Billionaire Mike Ashley was last night urged by MPs and campaigners to hand back tens of millions of pounds of furlough cash to taxpayers after his retail empire predicted a surge in sales.
Frasers Group – formerly called Sports Direct – placed 18,000 staff on furlough as the lockdown forced it to shut down its shops in late March.
But yesterday it revealed it has made an annual profit of more than £143m, said business has returned to a ‘semblance of normality’, and predicted earnings could soar by almost a third this year.
Laughing all the way to the bank: Mike Ashley has been urged by MPs and campaigners to hand back tens of millions of pounds of furlough cash to taxpayers
Despite this, it refused to pledge to hand back the millions it has claimed from the Government’s Job Retention Scheme.
The retailer also refused to commit to forfeiting up to £18m in ‘job retention bonuses’.
It will become eligible for these taxpayer handouts if it keeps on staff who were previously furloughed for three months after the Job Retention Scheme shuts down at the end of October.
Budget retailer Primark, bookmaker William Hill and housebuilder Barratt have been among those to declare they will not be claiming these bonuses, which are worth £1,000, for each furloughed employee.
A string of firms have also committed to handing back taxpayer support for furloughed staff after their business has bounced back.
But asked if Frasers intended to follow suit, finance chief Chris Wootton told Radio 4: ‘We’ll keep [the furlough bonus] under review, and all these schemes under review.
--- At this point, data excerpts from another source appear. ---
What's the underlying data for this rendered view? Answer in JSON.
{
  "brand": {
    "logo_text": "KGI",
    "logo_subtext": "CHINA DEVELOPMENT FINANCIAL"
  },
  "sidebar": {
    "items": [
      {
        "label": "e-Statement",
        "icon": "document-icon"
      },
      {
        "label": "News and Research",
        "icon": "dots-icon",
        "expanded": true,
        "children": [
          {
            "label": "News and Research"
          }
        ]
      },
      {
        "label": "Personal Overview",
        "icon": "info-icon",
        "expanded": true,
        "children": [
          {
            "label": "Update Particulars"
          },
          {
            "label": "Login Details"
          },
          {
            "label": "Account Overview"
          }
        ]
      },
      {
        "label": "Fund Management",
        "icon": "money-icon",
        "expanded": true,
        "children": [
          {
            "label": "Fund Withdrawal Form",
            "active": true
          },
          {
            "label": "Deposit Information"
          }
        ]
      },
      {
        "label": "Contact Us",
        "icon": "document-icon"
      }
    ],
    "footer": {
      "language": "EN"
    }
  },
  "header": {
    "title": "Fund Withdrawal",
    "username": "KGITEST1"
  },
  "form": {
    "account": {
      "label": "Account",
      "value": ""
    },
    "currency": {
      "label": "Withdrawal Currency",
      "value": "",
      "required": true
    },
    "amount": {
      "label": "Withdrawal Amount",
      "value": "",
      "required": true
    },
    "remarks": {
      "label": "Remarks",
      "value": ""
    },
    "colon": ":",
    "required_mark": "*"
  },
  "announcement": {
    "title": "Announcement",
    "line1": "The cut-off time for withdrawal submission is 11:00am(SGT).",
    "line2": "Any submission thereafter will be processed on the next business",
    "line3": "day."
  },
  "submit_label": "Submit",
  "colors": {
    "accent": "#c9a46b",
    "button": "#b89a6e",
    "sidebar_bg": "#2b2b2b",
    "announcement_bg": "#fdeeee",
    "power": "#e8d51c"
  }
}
We feel we’ve been a very good corporate citizen.’
Wootton pointed out that the firm – which is 63.5 per cent owned by Ashley – had topped up the salaries of furloughed staff to 100 per cent and handed out £25m of discounts to NHS staff.
Darren Jones, chairman of the Commons’ business committee, said: ‘There have been examples of good businesses who took taxpayers money and gave it back, that’s what we would expect. I’m afraid it’s the Government’s fault for not putting conditions on this at the start.’ Bridget Phillipson, Shadow Chief Secretary to the Treasury: ‘Public money needs to be properly targeted at the businesses and sectors that need it most, to save jobs and livelihoods, and protect our high streets.
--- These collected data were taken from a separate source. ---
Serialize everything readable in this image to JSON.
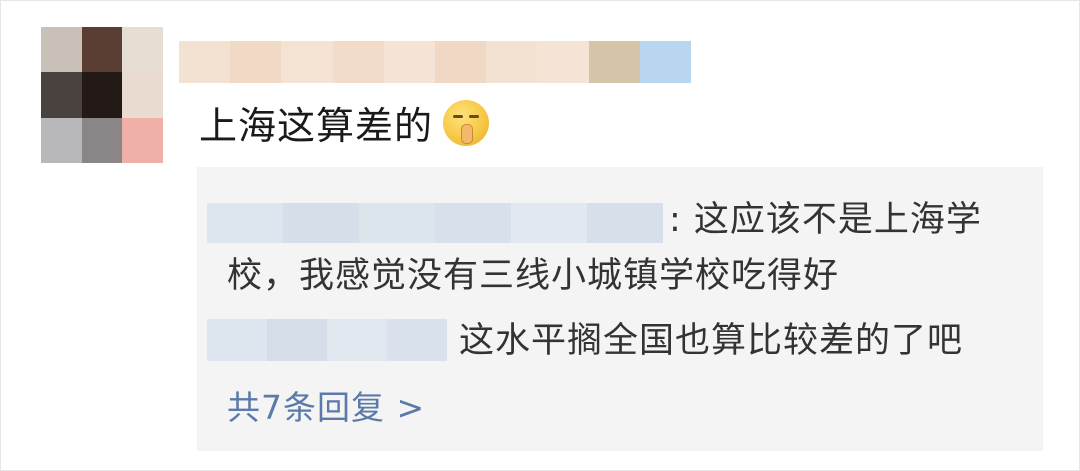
{
  "comment": {
    "text": "上海这算差的",
    "emoji_icon": "shushing-face-emoji"
  },
  "replies": [
    {
      "line1": ": 这应该不是上海学",
      "line2": "校，我感觉没有三线小城镇学校吃得好"
    },
    {
      "line1": "这水平搁全国也算比较差的了吧"
    }
  ],
  "more_replies_label": "共7条回复 >",
  "colors": {
    "link": "#5b7aa8",
    "reply_bg": "#f4f4f4",
    "text": "#1a1a1a"
  }
}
‘It should not be used to bolster billionaires’ coffers.’
Frasers’ reluctance to give back furlough cash is in stark contrast to William Hill, which promised to return £24.5m earlier this month.
Housebuilders Barratt, Taylor Wimpey and Redrow, and retailers such as Asos, Ikea, Games Workshop and Dr Martens have also vowed to return money to HM Revenue & Customs.
Jeremy Hutton, of the Tax Payers’ Alliance, said: ‘Taxpayers will likely remember those that helped in the national effort and those that didn’t.’
Frasers, which owns Evans Cycles and Jack Wills, revealed its profits slid by a fifth to £143.5m in the year to April 26. But sales jumped almost 7 per cent to £3.9billion, and bosses predicted it would grow its underlying earnings by 10 per cent to 30 per cent in the year to April 2021. The business warned more stores will close after ‘the most challenging year in the history of the company’, but said a ‘semblance of normality’ had now returned in day-to-day trading.
The group closed 74 more stores than it opened in the year to April 26, its accounts said.
Bosses said more closures will follow as it spends £100m on ‘an enhanced customer experience’ for online shoppers.
They also issued a fresh threat to landlords across its 1,530 stores, saying more closures will come if they refuse to agree to drastic rent cuts.